I meant a neural physical kind of interpreter which interpret the physical "codes" in the brain. Cause there must be such a interpreter mustn't it? Or do the codes act on their own where existence itself is the interpreter?

If there is a physical interpreter in the brain then what would that look like?

If existance itself is the interpreter, are we existance then?
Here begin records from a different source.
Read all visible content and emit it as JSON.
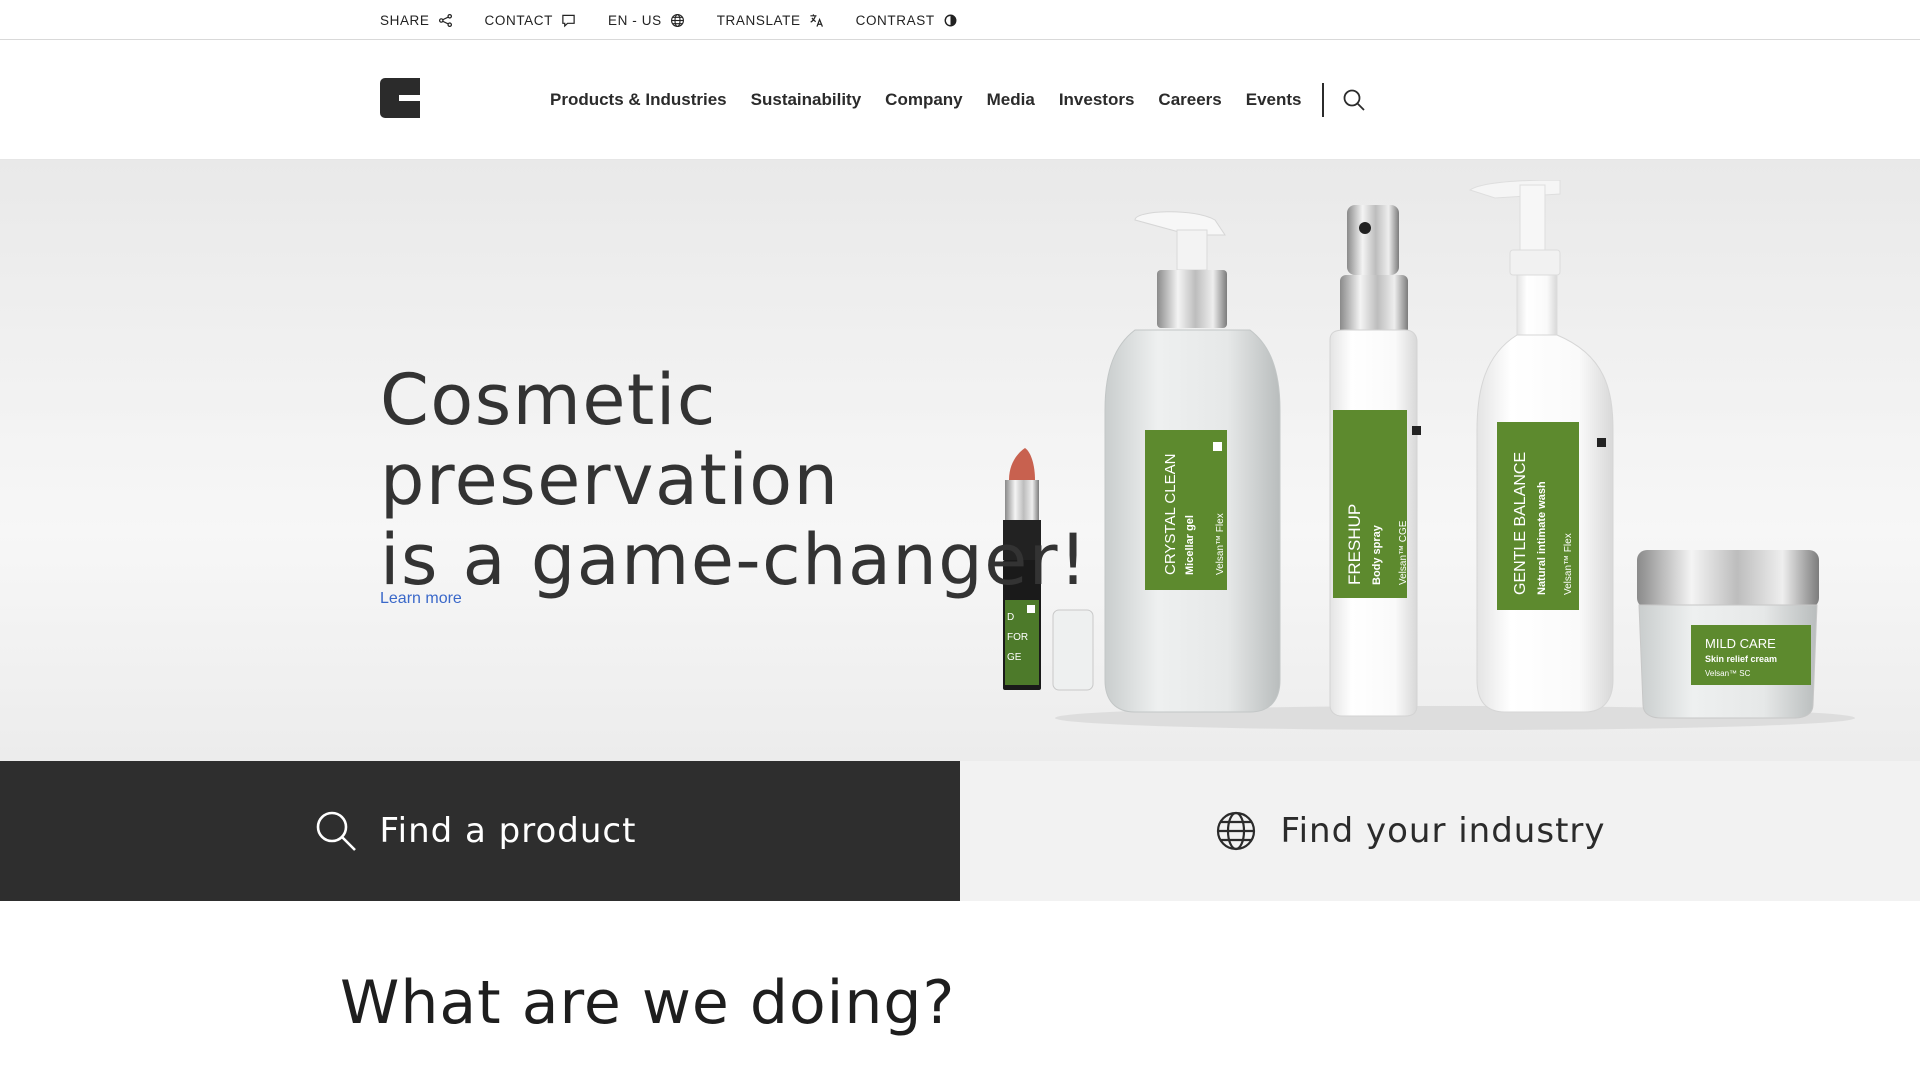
{
  "utility_bar": {
    "items": [
      {
        "label": "SHARE",
        "icon": "share-icon"
      },
      {
        "label": "CONTACT",
        "icon": "chat-icon"
      },
      {
        "label": "EN - US",
        "icon": "globe-icon"
      },
      {
        "label": "TRANSLATE",
        "icon": "translate-icon"
      },
      {
        "label": "CONTRAST",
        "icon": "contrast-icon"
      }
    ]
  },
  "header": {
    "logo_icon": "brand-logo",
    "nav": [
      {
        "label": "Products & Industries"
      },
      {
        "label": "Sustainability"
      },
      {
        "label": "Company"
      },
      {
        "label": "Media"
      },
      {
        "label": "Investors"
      },
      {
        "label": "Careers"
      },
      {
        "label": "Events"
      }
    ],
    "search_icon": "search-icon"
  },
  "hero": {
    "title_line1": "Cosmetic preservation",
    "title_line2": "is a game-changer!",
    "link": "Learn more",
    "products": [
      {
        "name": "CRYSTAL CLEAN",
        "sub": "Micellar gel",
        "ingredient": "Velsan™ Flex"
      },
      {
        "name": "FRESHUP",
        "sub": "Body spray",
        "ingredient": "Velsan™ CGE"
      },
      {
        "name": "GENTLE BALANCE",
        "sub": "Natural intimate wash",
        "ingredient": "Velsan™ Flex"
      },
      {
        "name": "MILD CARE",
        "sub": "Skin relief cream",
        "ingredient": "Velsan™ SC"
      },
      {
        "name": "D",
        "sub": "FOR",
        "ingredient": "GE"
      }
    ]
  },
  "finder": {
    "product_label": "Find a product",
    "industry_label": "Find your industry"
  },
  "section": {
    "heading": "What are we doing?"
  },
  "colors": {
    "link": "#3a68c9",
    "dark": "#2e2e2e",
    "label_green": "#5d8a2e"
  }
}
(Not such a bad thought there...each one being it's own existance, a closed system of reality, where the codes are interpreted by us in such a familiar way that we need not to think about it. Or we could see it this way, that the process of reality interpreting the codes are experianced by us, thus the process gives rise to the feeling or whatever the code describes).
 
Cyperium,

I think that using the analogy of "codes" and "interpreters" is a bit dated. The closest thing we have to a model of brain function is neural-networking. These are self-learning networks of inputs and outputs with the outputs based on relatively simple weighted transfer functions. They are very good at learning from repeated "training" (i.e. external stimulous). Of course, the brain consists of various networks of cells that are arranged to be particularly good at one thing or another (language, sight, motor skills, etc.). Something as complex, self-referential, and highly organized as the human brain might easily be expected to show some amazing properties, such as a sense of "consciousness".